The specter of hunger is sensitive in Ethiopia, which transformed into one of the world’s fastest-growing economies in the decades since images of starvation there in the 1980s led to a global outcry. Drought, conflict and government denial contributed to the famine, which swept through Tigray and killed also a million plus citizens.
Humanitarian social workers are struggling to estimate the extent of need of food.
“Not being able to travel off main highways, it always poses the question of what’s happening with people still off-limits,” said Panos Navrozidis, Action Against Hunger’s director in Ethiopia.
Before the conflict, Ethiopia’s national disaster management body classified some Tigray woredas, or administrative areas, as priority one hotspots for food insecurity. If some already had high malnutrition numbers, “two-and-half months into the crisis, it’s a safe assumption that thousands of children and mothers are in urgent need of food,” Navrozidis said.
“The next few months are very critical, John Shumlansky”, the Catholic Relief Services representative in Ethiopia said.
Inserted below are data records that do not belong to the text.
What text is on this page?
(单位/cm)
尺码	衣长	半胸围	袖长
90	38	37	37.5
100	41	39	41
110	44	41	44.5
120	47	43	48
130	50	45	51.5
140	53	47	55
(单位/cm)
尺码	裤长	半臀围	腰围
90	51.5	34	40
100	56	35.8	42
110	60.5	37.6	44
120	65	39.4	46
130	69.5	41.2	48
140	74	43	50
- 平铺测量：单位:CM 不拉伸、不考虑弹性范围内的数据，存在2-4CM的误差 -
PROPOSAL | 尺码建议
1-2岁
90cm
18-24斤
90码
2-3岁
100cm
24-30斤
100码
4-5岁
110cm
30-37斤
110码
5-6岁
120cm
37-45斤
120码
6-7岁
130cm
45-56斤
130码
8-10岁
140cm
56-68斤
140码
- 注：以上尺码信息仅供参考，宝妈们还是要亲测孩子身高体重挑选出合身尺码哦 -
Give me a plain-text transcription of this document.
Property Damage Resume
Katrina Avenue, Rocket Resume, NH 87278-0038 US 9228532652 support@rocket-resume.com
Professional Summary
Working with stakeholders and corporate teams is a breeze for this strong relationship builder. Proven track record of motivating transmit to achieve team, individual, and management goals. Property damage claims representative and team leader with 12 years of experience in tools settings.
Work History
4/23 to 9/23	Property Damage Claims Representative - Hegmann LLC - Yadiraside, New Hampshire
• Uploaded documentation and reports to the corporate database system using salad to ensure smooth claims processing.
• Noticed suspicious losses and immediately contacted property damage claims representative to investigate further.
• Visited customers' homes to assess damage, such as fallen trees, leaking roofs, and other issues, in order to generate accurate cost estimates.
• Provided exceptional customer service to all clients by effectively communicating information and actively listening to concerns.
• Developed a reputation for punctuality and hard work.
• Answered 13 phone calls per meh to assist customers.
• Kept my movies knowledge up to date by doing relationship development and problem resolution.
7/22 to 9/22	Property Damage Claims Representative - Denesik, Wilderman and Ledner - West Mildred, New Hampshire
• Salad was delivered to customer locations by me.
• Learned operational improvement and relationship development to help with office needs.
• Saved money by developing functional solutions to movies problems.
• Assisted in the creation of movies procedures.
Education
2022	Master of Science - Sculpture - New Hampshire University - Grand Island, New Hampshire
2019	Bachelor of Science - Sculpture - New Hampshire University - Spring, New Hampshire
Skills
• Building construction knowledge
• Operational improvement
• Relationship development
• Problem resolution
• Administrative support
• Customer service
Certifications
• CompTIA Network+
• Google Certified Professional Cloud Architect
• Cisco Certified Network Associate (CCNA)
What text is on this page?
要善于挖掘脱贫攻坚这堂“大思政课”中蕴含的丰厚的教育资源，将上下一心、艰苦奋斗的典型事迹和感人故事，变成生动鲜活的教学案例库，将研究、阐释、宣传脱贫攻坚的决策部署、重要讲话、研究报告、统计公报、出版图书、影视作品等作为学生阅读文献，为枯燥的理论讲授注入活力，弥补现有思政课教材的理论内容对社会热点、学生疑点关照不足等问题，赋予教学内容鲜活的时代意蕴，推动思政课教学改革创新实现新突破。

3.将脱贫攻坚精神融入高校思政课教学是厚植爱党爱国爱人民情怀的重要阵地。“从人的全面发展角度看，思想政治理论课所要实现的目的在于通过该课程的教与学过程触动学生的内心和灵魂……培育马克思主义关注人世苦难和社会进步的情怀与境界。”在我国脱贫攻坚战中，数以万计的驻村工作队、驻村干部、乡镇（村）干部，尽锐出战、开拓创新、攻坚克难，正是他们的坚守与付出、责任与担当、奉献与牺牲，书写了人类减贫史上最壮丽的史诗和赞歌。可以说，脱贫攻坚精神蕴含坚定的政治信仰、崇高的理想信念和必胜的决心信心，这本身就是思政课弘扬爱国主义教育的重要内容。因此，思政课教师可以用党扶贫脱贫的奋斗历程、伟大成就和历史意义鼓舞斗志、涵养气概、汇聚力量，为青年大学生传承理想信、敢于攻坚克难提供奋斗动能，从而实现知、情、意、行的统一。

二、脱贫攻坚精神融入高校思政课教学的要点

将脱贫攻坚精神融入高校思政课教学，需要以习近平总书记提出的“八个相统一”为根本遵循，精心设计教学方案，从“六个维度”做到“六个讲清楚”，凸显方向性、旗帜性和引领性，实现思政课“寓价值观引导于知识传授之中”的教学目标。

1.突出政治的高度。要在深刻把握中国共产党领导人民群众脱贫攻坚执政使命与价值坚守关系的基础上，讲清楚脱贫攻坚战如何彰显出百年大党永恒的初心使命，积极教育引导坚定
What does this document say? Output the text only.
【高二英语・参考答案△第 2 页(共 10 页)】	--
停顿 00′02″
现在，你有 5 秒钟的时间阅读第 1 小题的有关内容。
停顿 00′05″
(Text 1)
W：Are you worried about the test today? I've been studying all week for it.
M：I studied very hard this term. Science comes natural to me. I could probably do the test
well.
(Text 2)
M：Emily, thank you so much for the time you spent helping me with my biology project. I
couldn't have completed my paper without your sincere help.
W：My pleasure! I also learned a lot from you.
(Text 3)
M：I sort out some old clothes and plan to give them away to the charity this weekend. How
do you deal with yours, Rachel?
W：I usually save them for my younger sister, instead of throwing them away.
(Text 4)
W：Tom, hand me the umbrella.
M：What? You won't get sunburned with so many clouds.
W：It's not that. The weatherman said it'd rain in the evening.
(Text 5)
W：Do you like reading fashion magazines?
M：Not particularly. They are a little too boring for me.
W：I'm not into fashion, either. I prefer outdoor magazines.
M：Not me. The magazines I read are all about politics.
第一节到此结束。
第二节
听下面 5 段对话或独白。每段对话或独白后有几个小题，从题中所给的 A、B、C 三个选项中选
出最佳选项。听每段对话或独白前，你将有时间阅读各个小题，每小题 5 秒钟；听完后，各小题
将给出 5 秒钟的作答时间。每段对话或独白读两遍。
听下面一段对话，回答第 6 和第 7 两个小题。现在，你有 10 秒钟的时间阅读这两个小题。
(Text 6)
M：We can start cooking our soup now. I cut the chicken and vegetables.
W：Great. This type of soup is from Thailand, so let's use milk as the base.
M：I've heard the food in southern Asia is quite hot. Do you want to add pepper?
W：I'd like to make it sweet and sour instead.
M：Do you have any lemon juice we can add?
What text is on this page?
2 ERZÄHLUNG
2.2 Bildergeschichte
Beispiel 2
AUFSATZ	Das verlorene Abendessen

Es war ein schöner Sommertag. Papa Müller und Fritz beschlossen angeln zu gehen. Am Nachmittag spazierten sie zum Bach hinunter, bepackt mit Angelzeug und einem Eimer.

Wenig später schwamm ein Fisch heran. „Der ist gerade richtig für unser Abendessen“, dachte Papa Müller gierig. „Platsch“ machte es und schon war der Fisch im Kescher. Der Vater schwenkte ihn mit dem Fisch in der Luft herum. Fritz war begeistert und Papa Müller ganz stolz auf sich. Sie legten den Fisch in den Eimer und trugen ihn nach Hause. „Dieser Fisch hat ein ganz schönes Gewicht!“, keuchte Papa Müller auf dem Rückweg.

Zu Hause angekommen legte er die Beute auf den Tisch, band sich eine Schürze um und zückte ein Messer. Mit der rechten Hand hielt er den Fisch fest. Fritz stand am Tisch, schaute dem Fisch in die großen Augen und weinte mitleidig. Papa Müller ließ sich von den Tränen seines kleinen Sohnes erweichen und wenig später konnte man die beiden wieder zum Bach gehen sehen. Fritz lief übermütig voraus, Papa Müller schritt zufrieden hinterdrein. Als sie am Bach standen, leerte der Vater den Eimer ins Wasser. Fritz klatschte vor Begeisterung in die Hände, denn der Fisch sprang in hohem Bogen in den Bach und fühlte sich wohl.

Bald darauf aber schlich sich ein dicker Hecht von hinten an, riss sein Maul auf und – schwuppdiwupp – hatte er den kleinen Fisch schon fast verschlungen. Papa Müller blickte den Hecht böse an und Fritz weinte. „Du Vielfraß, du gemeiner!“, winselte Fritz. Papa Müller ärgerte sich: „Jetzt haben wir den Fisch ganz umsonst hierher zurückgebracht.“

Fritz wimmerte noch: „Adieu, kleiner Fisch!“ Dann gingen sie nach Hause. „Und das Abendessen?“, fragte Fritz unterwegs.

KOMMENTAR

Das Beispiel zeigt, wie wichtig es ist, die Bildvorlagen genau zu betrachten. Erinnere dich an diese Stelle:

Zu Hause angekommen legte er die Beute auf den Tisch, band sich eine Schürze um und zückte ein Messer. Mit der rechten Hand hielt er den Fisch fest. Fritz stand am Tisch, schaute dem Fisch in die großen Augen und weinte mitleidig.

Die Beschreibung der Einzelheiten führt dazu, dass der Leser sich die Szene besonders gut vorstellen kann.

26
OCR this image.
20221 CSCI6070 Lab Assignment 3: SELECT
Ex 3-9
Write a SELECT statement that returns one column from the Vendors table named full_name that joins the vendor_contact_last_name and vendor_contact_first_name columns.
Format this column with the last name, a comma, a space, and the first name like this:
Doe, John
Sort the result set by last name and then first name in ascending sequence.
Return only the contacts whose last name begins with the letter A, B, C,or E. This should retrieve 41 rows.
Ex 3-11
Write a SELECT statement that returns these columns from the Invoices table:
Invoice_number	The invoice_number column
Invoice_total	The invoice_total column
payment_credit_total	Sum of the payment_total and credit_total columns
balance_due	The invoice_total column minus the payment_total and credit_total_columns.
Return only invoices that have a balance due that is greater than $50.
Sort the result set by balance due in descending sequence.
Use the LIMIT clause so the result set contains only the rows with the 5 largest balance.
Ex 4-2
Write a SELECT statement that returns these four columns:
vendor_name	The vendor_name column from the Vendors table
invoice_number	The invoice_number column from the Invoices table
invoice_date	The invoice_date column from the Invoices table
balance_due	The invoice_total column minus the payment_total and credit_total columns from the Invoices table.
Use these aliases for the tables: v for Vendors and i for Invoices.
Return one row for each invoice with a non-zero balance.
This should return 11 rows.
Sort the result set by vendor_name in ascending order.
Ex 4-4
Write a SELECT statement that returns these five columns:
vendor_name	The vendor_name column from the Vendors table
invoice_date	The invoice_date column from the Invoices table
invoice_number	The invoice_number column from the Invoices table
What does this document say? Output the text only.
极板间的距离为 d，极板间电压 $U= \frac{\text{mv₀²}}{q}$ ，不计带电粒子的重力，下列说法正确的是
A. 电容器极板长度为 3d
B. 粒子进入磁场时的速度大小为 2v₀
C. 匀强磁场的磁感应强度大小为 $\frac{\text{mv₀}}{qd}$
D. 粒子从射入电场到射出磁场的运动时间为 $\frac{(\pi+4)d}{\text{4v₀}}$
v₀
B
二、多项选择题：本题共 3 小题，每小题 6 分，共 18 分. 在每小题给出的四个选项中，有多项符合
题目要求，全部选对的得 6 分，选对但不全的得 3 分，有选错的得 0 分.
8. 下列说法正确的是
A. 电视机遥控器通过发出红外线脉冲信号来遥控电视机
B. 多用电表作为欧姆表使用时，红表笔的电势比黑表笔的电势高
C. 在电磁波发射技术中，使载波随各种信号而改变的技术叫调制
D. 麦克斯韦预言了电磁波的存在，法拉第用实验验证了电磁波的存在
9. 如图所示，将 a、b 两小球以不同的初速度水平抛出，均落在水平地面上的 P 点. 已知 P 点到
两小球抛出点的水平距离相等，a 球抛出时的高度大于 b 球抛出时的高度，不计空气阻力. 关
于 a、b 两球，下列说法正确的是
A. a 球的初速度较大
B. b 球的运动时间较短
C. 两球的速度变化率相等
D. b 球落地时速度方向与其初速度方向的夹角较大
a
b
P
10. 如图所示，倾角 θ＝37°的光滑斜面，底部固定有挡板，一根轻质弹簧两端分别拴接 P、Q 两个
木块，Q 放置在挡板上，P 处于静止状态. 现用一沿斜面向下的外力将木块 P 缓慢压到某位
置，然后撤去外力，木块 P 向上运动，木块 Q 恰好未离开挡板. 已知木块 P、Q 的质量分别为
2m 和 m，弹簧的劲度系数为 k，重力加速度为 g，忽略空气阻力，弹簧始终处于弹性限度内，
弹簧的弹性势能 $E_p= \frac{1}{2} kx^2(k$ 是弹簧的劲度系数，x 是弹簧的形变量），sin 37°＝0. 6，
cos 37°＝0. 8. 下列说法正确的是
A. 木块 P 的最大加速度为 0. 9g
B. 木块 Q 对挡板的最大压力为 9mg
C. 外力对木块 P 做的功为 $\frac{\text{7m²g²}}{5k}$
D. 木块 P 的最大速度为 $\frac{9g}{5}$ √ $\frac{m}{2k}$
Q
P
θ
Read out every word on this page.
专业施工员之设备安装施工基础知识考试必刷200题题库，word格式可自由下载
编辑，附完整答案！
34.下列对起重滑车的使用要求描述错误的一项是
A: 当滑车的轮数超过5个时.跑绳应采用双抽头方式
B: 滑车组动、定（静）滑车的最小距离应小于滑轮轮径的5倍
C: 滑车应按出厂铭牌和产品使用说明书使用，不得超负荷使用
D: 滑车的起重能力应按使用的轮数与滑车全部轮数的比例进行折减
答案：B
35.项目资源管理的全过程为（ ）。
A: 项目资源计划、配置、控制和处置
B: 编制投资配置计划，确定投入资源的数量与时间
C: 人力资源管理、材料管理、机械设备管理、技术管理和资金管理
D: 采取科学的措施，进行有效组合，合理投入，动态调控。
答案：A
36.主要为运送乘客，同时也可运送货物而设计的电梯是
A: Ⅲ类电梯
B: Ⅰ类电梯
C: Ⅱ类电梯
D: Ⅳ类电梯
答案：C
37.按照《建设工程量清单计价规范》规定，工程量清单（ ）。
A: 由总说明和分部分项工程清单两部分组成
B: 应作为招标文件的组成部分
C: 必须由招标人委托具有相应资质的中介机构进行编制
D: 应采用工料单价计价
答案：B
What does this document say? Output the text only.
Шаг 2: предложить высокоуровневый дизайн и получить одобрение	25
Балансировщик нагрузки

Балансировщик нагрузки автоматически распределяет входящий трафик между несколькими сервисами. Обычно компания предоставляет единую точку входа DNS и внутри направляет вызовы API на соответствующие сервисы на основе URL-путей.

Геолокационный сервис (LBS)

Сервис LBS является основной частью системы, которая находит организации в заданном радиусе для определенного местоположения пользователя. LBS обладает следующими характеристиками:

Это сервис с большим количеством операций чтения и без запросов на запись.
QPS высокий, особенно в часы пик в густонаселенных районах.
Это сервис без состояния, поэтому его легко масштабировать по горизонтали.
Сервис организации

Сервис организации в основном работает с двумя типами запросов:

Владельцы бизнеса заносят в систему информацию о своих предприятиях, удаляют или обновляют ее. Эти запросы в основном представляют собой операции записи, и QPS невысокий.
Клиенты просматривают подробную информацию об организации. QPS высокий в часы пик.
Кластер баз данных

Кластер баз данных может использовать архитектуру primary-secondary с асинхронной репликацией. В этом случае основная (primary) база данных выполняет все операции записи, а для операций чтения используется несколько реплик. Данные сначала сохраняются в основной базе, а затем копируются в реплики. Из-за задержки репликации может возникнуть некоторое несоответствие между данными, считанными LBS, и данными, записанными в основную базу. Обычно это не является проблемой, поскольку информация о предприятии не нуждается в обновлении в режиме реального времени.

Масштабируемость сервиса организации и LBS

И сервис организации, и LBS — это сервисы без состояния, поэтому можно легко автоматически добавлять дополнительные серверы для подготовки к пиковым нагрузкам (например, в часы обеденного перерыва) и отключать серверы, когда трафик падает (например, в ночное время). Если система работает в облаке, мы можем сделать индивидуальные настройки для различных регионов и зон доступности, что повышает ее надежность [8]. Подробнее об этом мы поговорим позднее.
His group so far has given up to 70,000 people in Tigray a three-month food supply, he said. He also urged all the well wishers across the globe to please to take part in saving human lives as thousands of people are dying everyday.
On the part of government, the Minister responsible for homeland security assured the people that the government is working hard to end the conflicts and also to make shy that the food supply is met.